Self Attention Layer Export using Torch Script

I get the below error when trying to trace the following code.

frame #0: std::function<std::string ()>::operator()() const + 0x11 (0x7f3e4b04d441 in /bigdisk2/sunil/pytorchnightly/lib/python3.6/site-packages/torch/lib/
frame #1: c10::Error::Error(c10::SourceLocation, std::string const&) + 0x2a (0x7f3e4b04cd7a in /bigdisk2/sunil/pytorchnightly/lib/python3.6/site-packages/torch/lib/

The code I am trying is this:

import torch
import torch.jit
import copy
from torch.nn import functional as F
from torch.nn import Module
from torch.nn import MultiheadAttention
from torch.nn import ModuleList
from torch.nn.init import xavier_uniform_
from torch.nn import Dropout
from torch.nn import Linear
from torch.nn import LayerNorm

class TransformerEncoderLayer(Module):
    r"""TransformerEncoderLayer is made up of self-attn and feedforward network.
    This standard encoder layer is based on the paper "Attention Is All You Need".
    Ashish Vaswani, Noam Shazeer, Niki Parmar, Jakob Uszkoreit, Llion Jones, Aidan N Gomez,
    Lukasz Kaiser, and Illia Polosukhin. 2017. Attention is all you need. In Advances in
    Neural Information Processing Systems, pages 6000-6010. Users may modify or implement
    in a different way during application.

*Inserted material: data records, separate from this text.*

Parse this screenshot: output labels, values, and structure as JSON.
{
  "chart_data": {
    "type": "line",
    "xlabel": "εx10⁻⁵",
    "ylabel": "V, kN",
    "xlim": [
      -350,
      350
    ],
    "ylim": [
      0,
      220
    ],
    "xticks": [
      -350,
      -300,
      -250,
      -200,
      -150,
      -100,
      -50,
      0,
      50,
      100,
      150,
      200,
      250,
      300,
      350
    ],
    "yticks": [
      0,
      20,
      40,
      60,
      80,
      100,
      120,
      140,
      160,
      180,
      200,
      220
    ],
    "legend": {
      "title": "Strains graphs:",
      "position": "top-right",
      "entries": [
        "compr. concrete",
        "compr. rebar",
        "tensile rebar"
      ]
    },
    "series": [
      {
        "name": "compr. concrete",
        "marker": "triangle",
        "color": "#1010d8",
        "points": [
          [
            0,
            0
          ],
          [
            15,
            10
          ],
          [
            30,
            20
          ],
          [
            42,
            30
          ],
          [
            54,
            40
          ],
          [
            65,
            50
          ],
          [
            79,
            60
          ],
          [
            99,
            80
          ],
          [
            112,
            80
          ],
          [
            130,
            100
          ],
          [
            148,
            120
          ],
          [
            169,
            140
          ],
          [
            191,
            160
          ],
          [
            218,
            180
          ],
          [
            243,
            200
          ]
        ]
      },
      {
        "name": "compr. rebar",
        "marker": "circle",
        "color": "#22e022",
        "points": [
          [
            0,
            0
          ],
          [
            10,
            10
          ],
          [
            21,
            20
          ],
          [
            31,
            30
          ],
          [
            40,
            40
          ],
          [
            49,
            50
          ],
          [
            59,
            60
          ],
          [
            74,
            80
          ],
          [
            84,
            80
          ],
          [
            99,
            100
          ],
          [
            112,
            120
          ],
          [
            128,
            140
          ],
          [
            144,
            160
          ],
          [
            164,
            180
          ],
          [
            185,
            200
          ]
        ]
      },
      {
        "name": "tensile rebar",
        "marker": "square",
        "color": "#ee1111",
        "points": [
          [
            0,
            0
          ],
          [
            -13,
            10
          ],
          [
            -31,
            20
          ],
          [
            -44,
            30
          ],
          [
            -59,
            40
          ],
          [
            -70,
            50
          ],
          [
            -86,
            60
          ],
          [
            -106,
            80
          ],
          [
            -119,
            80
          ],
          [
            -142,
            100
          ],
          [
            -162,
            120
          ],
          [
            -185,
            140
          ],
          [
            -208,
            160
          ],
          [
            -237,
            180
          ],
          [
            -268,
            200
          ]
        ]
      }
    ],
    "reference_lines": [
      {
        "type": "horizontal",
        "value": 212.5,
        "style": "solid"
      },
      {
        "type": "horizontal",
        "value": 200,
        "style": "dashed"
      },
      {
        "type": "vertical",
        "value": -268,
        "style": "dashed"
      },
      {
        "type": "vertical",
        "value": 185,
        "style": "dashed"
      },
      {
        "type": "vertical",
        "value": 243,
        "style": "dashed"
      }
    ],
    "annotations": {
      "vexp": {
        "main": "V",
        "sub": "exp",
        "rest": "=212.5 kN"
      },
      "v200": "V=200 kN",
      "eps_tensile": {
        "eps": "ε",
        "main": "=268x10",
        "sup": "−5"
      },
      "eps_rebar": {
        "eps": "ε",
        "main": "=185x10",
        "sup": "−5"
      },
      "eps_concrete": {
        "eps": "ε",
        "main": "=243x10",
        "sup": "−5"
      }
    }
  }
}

        d_model: the number of expected features in the input (required).
        nhead: the number of heads in the multiheadattention models (required).
        dim_feedforward: the dimension of the feedforward network model (default=2048).
        dropout: the dropout value (default=0.1).

        >>> encoder_layer = nn.TransformerEncoderLayer(d_model, nhead)

    def __init__(self, d_model, nhead, dim_feedforward=2048, dropout=0.1):
        super(TransformerEncoderLayer, self).__init__()
        self.self_attn = MultiheadAttention(d_model, nhead, dropout=dropout)
        # Implementation of Feedforward model
        self.linear1 = Linear(d_model, dim_feedforward)
        self.dropout = Dropout(dropout)
        self.linear2 = Linear(dim_feedforward, d_model)

        self.norm1 = LayerNorm(d_model)
        self.norm2 = LayerNorm(d_model)
        self.dropout1 = Dropout(dropout)
        self.dropout2 = Dropout(dropout)

    def forward(self, src, src_mask=None, src_key_padding_mask=None):
        r"""Pass the input through the endocder layer.

            src: the sequnce to the encoder layer (required).
            src_mask: the mask for the src sequence (optional).
            src_key_padding_mask: the mask for the src keys per batch (optional).

            see the docs in Transformer class.
        # src2 = self.self_attn(src, src, src, attn_mask=src_mask,
                            #   key_padding_mask=src_key_padding_mask)[0]
        # src = src + self.dropout1(src2)
        src = self.norm1(src)
        # print(src)
        # src2 = self.linear2(self.dropout(F.relu(self.linear1(src))))
        # src = src + self.dropout2(src2)
        src = self.norm2(src)
        # print(src)
        return src

layerencoder = TransformerEncoderLayer(512,1).to('cuda')
input = torch.rand(1,1,512).to('cuda')
traced_model  = torch.jit.trace(layerencoder,input)

If I remove the second layer normalization, I am able to trace. I am using PyTorch nightly build.

Thanks for the report! Can you file an issue on github and we can track it from there? cc @wanchaol

@Michael_Suo I updated my cuda_driver to 10 and things are working fine now for me. But I am getting issues with dropout layers. I will create an issue with that on weekend.

Just an update: Drop out also works fine with PyTorch1.2.